Maryland struggled to communicate on ball screens throughout the game, and it was never more evident than during the final, excruciating play. Nick Faust was guarding Ian Miller when Boris Bojanovsky came up to set a ball screen near the top of the key. As directed, Mitchell jumped the screen to double Miller. I smelled trouble when I saw Faust sagging a few feet off of Miller, giving him enough room to find Okaro White under the hoop. Graham slid over to double White on the block, and Jake Layman got a piece of the pass. Unfortunately for the Terps, the ball wound up in the hands of the 7-footer Bojanovsky down under the hoop.
Watching the replays, it did not look like either Faust or Mitchell communicated on the screen. If the play was to double, Faust was too far off ball to force Miller into a bad play, and instead he gave him just enough room to find White. The rest, well, that is 61 years of ACC history.
The answer to the aforementioned riddle: You get one big JAM to enjoy on the ride home.
I am not usually big on what ifs, but you can't help but wonder what would have happened if Evan Smotrycz, who sat out with back spasms, would've played. Now, let me be clear I understand personal health and safety is a priority, but when it'stournament time I think you should at least give it a go. If five minutes into the game you can't do it, fine, take a seat, but to not try at all... man, that is hard to swallow. If that was me, you would have had to chain me to my seat. Not saying it was an easy decision for him, but if I could sit and watch the game on the bench, I would have tried to be on the floor.
More importantly, how did Smotrycz's absence affect the game? Charles Mitchell played 24 minutes, missing his only shot attempt and collecting four rebounds. Shaquille Cleare wasn't much better, hitting one of his three shots and collecting three rebounds in 17 minutes of action. Jake Layman, who was one of the rare bright spots in the game for the Terps, was forced to play 33 minutes and looked like he played 73 by the final few minutes. Nick Faust -- with his lackadaisical turnovers and not-so-selective shooting -- would have certainly spent more time on the bench if Smotrycz played.
But unfortunately for UMD he didn't. The good news? He has a whole heck of a long time to rehab that back.
Perhaps it was an omen. It took junior wing Nick Faust exactly 48 seconds to have his first turnover, and things just went downhill from there. Lazy passes, ill-advised 3-point jumpers and just all-around questionable decision making plagued him throughout the game. Faust finished with just six points on 1 of 5 shooting, and though he dished out five assists, they were negated by his seven turnovers. That's right, seven.
After the initial hiccup, Faust turned the ball over three more times in the first half, including once at the end that sparked FSU on a momentum-building run. Right after Faust had semi-redeemed himself with a four-point play to give Maryland its largest lead, 34-28, he came right back with a weak pass to Seth Allen that Devon Bookert stole and turned into a easy deuce on the other end.
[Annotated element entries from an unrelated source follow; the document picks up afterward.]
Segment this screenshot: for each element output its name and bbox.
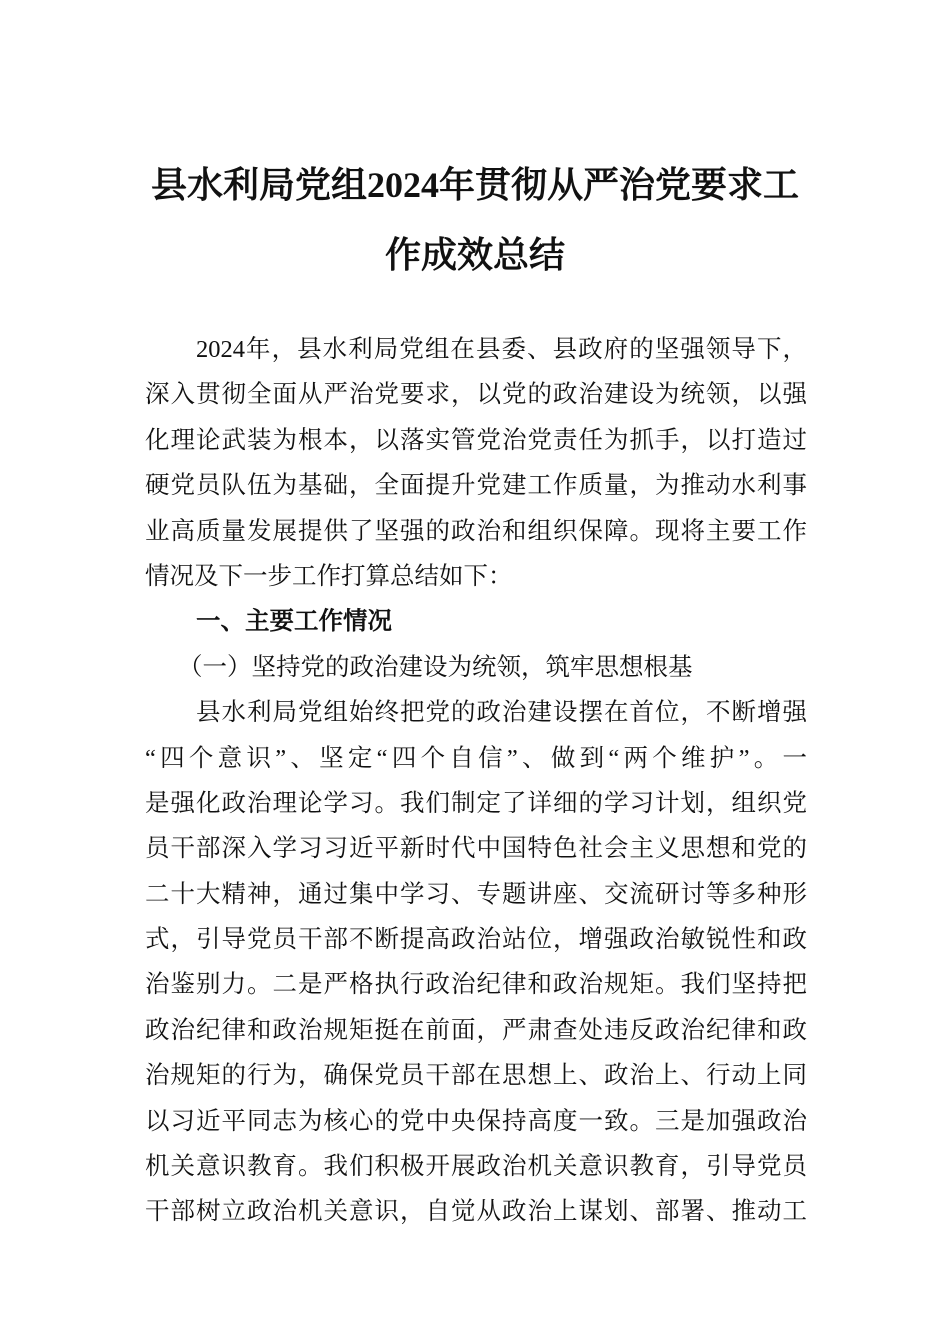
paragraph-line: 干部树立政治机关意识，自觉从政治上谋划、部署、推动工: [145, 1198, 807, 1226]
intro-line: 硬党员队伍为基础，全面提升党建工作质量，为推动水利事: [145, 472, 807, 500]
paragraph-line: 治鉴别力。二是严格执行政治纪律和政治规矩。我们坚持把: [145, 971, 807, 999]
paragraph-line: 二十大精神，通过集中学习、专题讲座、交流研讨等多种形: [145, 880, 807, 908]
intro-line: 深入贯彻全面从严治党要求，以党的政治建设为统领，以强: [145, 381, 807, 409]
document-title-line-1: 县水利局党组2024年贯彻从严治党要求工: [150, 165, 799, 205]
subsection-heading: （一）坚持党的政治建设为统领，筑牢思想根基: [178, 653, 693, 681]
intro-line: 2024年，县水利局党组在县委、县政府的坚强领导下，: [196, 336, 807, 363]
paragraph-line: 政治纪律和政治规矩挺在前面，严肃查处违反政治纪律和政: [145, 1016, 807, 1044]
document-title-line-2: 作成效总结: [384, 235, 565, 275]
paragraph-line: 是强化政治理论学习。我们制定了详细的学习计划，组织党: [145, 789, 807, 817]
paragraph-line: 式，引导党员干部不断提高政治站位，增强政治敏锐性和政: [145, 926, 807, 954]
intro-line: 业高质量发展提供了坚强的政治和组织保障。现将主要工作: [145, 517, 807, 545]
paragraph-line: 县水利局党组始终把党的政治建设摆在首位，不断增强: [196, 699, 807, 727]
document-body: [145, 327, 807, 1235]
paragraph-line: “四个意识”、坚定“四个自信”、做到“两个维护”。一: [145, 744, 807, 772]
paragraph-line: 机关意识教育。我们积极开展政治机关意识教育，引导党员: [145, 1153, 807, 1181]
intro-line: 情况及下一步工作打算总结如下：: [145, 562, 513, 590]
paragraph-line: 以习近平同志为核心的党中央保持高度一致。三是加强政治: [145, 1107, 807, 1135]
paragraph-line: 员干部深入学习习近平新时代中国特色社会主义思想和党的: [145, 835, 807, 863]
intro-line: 化理论武装为根本，以落实管党治党责任为抓手，以打造过: [145, 426, 807, 454]
paragraph-line: 治规矩的行为，确保党员干部在思想上、政治上、行动上同: [145, 1062, 807, 1090]
section-heading: 一、主要工作情况: [196, 608, 392, 636]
Then, right after halftime with the score 37-34 Maryland, Faust threw yet another long, loopy pass that Aaron Thomas easily picked off. Thomas finished with a thunderous dunk that spurred FSU on an 8-3 run to seize the lead.
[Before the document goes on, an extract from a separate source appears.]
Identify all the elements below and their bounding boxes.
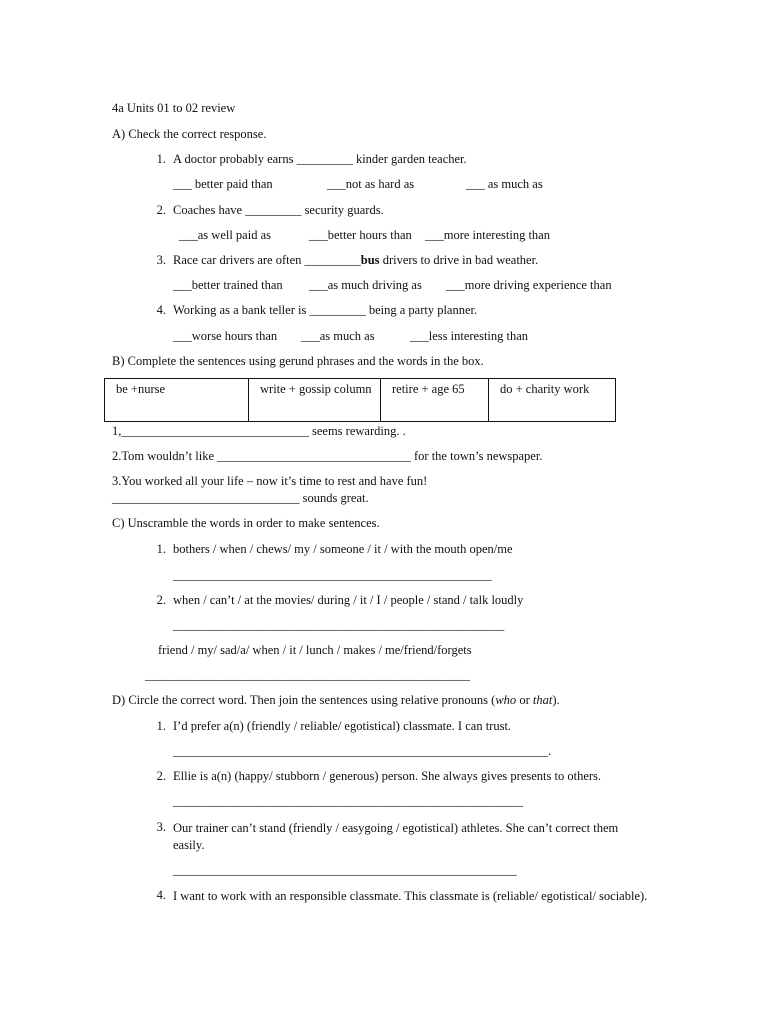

Faust began compounding his turnover issues with fouls, and in the span of a minute, between the 14:25 and 13:39 mark of the second half, he committed two fouls and had two miscues, including a third ill-advised pass and an offensive charge. The pass led to another Thomas dunk, and after the charge Thomas knocked down a dagger 3-pointer to grow the Noles' lead to 49-43.
Soon after, Turgeon yanked Faust from the game, and that's when Maryland made a charge to draw within a bucket. Take from that what you will.
Maryland's interior game -- or lack thereof -- was a glaring weakness March 13. The Terps were out-rebounded, 39-26, and Florida State out-scored the Terps in the paint 36-22 -- including that last second slam by Bojanovsky .
Close but no cigar... Maryland lost four of its final five games on last-second plays. Someone cue Al Pacino's pregame "Inch by Inch."
More good news, less Karl Hess in the Big Ten.